Publicado por Ana Farias em 25.jan.2018

Para escrever amor nos braços dela

Conheci esse filme através da campanha do ator, Jared Padalecki, nomeada de: Always Keep Fighting. Para quem não sabe, no começo de 2015, Jared assumiu ter sofrido de um forte quadro depressivo em 2008, quando filmava a 3ª temporada da série Supernatural. Padalecki decidiu lançar uma campanha que ajudasse pessoas que sofressem de depressão, “Always Keep Fighting” e a renda dessa campanha é doada para To Write Love on Her Arms.

Para entender da melhor forma o filme, trouxemos para vocês alguns trechos de uma publicação do blog “A Bela e as Feras”, que explica não somente sobre a fundação, como também a história por trás dela.

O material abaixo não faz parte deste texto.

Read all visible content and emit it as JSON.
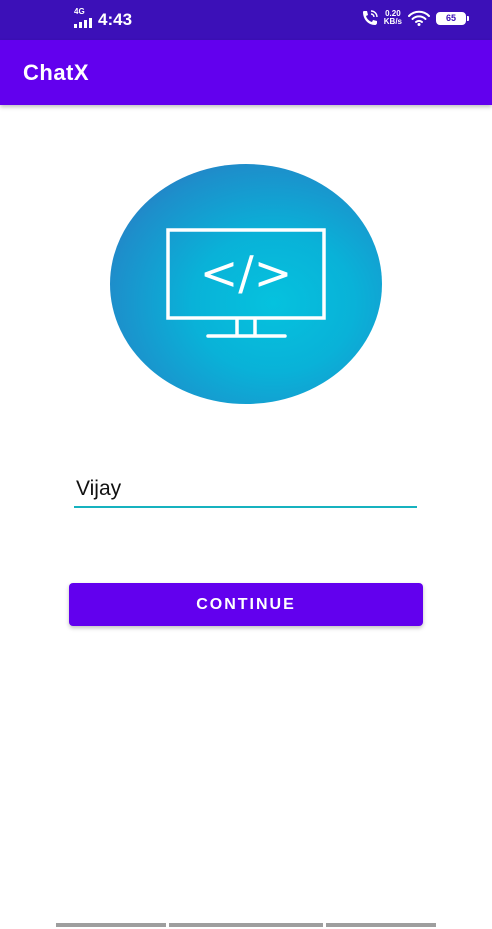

To Write Love On Her Arms não é um documentário, mas um drama biográfico que reconta suavemente um fragmento da vida de Renee Yohe, a pessoa que inspirou a criação dessa organização e que é interpretada por Kat Dennings. Também conhecido como Day One ou simplesmente Renee, o filme introduz uma adolescente que sofre com o transtorno bipolar e o grande X da questão é que ela burla a ingestão dos medicamentos. De início, a vemos consciente e sociável entre dois e únicos melhores amigos – Dylan e Jessie. Relação que abre brecha para o core da vida da personagem: a música que a desconecta do mundo real.

As circunstâncias mudam devido a uma experiência indesejada – e que, a princípio, fica nas reticências no começo do filme – que rola em uma festa de Dia das Bruxas. Não vamos dar muitos detalhes, porque não gostamos de spoiler e queremos que vocês assistam!!!!!!!

A verdade é que o elo de Renee com McKenna é o que faz o filme especial. Quando estão juntos, há os debates delicados, tais como acreditarmos que o problema do mundo somos nós, que precisamos de outras pessoas e que segredos podem nos deixar doentes. O tique-taque do relógio une essas vidas de uma forma que diria ser destino, que era para ser, rendendo também o aprendizado do background desse personagem muito bem interpretado por Rupert Friend. […]

Tanto como organização quanto como filme, TWLOHA mostra que ninguém está sozinho e que histórias podem salvar outras vidas. Inclusive, a organização dá voz a quem se sente marginalizado na própria dor.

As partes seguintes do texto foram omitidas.